Step Two: Convert mass of each element to moles.

Carbon: 0.4948 mg ÷ 12.011 mg/mmol = 0.0412 mmol
Hydrogen: 0.0519 mg ÷ 1.008 mg/mmol = 0.0515 mmol
Nitrogen: 0.2885 mg ÷ 14.007 mg/mmol = 0.0206 mmol
Oxygen: 0.1648 mg ÷ 15.999 mg/mmol = 0.0103 mmol

Comment #1: notice that the mass for nitrogen is is given as mass of N2, but 14.007 (the atomic weight) is used. Why? Answer: we are interested in moles of N atoms involved, NOT moles of N2 molecules.

Comment #2: notice that I used the unit mg/mmol (milligrams per millimole) for the molar mass.
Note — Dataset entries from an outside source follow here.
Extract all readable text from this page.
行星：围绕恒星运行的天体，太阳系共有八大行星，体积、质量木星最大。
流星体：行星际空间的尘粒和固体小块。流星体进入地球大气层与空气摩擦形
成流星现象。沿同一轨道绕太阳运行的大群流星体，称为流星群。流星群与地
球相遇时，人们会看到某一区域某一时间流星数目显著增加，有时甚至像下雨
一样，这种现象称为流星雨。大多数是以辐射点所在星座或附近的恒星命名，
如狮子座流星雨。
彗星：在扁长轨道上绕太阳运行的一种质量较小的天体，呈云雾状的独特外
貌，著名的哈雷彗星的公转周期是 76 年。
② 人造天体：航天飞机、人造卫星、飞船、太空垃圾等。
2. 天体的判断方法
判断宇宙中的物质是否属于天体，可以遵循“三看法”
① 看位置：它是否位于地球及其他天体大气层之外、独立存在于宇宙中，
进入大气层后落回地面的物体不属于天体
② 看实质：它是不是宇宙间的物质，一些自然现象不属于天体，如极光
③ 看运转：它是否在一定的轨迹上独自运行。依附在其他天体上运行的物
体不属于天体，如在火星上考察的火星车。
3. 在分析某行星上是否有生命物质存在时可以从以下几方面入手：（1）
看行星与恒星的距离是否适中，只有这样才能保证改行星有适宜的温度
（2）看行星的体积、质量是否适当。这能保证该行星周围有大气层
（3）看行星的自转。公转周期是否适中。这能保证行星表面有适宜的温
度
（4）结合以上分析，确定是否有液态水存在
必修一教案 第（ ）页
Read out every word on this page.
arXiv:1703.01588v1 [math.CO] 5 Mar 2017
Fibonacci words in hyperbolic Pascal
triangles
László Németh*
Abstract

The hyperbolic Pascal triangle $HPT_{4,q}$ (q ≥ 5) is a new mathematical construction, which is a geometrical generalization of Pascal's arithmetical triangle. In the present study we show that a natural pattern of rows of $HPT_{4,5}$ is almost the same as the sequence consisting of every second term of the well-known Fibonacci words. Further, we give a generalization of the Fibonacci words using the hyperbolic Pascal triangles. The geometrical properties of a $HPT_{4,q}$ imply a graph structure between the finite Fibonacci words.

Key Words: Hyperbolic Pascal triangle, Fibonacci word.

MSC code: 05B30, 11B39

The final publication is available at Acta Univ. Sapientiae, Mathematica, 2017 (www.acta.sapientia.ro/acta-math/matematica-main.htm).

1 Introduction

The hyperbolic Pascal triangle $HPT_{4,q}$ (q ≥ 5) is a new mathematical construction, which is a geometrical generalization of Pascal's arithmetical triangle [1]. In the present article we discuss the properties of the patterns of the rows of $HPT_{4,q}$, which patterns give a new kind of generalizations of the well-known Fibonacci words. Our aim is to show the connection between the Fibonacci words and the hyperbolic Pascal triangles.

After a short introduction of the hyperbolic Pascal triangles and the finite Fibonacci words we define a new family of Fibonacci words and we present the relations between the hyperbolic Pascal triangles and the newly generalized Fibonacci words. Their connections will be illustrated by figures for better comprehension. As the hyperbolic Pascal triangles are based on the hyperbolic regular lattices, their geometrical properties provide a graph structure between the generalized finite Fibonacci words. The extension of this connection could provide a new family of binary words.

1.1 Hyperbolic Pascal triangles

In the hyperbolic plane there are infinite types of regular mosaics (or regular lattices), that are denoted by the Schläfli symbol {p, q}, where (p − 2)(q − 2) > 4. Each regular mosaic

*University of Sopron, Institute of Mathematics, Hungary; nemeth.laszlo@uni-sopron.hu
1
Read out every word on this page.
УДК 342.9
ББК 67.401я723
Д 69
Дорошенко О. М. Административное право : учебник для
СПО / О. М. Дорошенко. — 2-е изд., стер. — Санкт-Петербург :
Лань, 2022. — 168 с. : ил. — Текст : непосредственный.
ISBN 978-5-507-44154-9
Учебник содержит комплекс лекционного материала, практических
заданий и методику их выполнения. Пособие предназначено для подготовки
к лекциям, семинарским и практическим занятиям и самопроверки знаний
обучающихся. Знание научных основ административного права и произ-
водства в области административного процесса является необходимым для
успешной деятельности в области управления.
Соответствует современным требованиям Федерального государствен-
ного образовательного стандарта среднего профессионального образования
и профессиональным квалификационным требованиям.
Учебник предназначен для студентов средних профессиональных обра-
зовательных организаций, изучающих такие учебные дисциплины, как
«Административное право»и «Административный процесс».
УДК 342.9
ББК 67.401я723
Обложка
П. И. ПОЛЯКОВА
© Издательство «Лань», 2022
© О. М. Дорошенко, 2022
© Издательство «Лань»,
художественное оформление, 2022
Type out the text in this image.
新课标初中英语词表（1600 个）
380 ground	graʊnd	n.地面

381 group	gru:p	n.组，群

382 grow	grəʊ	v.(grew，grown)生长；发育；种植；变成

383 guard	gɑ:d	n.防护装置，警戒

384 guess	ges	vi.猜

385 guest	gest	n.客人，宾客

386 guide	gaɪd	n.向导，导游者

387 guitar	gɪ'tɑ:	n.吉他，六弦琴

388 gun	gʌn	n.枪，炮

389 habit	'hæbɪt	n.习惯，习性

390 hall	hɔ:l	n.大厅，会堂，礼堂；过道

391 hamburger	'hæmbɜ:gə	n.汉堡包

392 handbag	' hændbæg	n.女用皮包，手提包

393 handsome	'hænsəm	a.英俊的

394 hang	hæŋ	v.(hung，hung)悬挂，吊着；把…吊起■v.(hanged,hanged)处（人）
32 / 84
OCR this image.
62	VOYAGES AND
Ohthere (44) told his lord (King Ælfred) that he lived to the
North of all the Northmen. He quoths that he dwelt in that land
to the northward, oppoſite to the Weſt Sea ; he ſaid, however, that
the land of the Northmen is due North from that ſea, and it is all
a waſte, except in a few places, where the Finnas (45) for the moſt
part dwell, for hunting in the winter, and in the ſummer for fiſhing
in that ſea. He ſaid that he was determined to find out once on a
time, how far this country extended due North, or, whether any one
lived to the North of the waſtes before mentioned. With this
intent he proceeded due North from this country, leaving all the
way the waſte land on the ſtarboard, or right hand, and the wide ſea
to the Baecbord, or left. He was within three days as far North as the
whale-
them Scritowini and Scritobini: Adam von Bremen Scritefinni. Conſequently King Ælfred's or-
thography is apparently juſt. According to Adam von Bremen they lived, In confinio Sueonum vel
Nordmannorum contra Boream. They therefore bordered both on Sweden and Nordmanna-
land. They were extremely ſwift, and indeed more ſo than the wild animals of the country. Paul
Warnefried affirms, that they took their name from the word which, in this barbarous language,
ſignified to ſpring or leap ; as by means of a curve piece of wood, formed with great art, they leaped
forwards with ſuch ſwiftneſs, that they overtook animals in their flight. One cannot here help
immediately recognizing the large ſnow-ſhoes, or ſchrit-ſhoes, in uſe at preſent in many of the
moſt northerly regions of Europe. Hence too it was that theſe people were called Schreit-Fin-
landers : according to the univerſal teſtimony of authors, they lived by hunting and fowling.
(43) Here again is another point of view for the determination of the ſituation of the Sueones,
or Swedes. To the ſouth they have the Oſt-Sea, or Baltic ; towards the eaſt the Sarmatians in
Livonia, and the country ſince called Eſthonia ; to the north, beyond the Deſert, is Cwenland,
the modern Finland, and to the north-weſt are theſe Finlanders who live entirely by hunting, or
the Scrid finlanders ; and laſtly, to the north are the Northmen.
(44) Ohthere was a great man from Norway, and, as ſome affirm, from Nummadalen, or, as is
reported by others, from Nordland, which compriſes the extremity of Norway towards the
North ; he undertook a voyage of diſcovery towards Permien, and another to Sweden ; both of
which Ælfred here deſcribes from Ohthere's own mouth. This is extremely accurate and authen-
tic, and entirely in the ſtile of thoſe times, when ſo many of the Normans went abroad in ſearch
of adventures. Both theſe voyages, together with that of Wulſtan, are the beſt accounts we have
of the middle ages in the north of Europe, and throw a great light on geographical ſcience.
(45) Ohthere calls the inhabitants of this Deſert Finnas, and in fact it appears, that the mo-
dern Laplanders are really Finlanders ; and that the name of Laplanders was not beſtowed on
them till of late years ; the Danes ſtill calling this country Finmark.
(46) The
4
When milligram amounts of substance are used, using mg/mmol as the unit on the molar mass (rather than g/mol) allows us to use the mass unit of mg rather than g. Note also that the numerical value is not changed in using mg/mmol. That is because both the numerator (grams) and the denominator (mol) of the original unit have been divided by 1000 to obtain the "milli" prefix.

Step Three: find the ratio of molar amounts, expressed in smallest, whole numbers.

Carbon: 0.0412 mmol ÷ 0.0103 mmol = 4
Hydrogen: 0.0515 mmol ÷ 0.0103 mmol = 5
Nitrogen: 0.0206 mmol ÷ 0.0103 mmol = 2
Oxygen: 0.0103 mmol ÷ 0.0103 mmol = 1

The empirical formula is C4H5N2O. Since the "EFW" of this is about 97, let's multiply by two. This gives us a molar mass for caffeine of about 194. The value given in reference books is 194.19.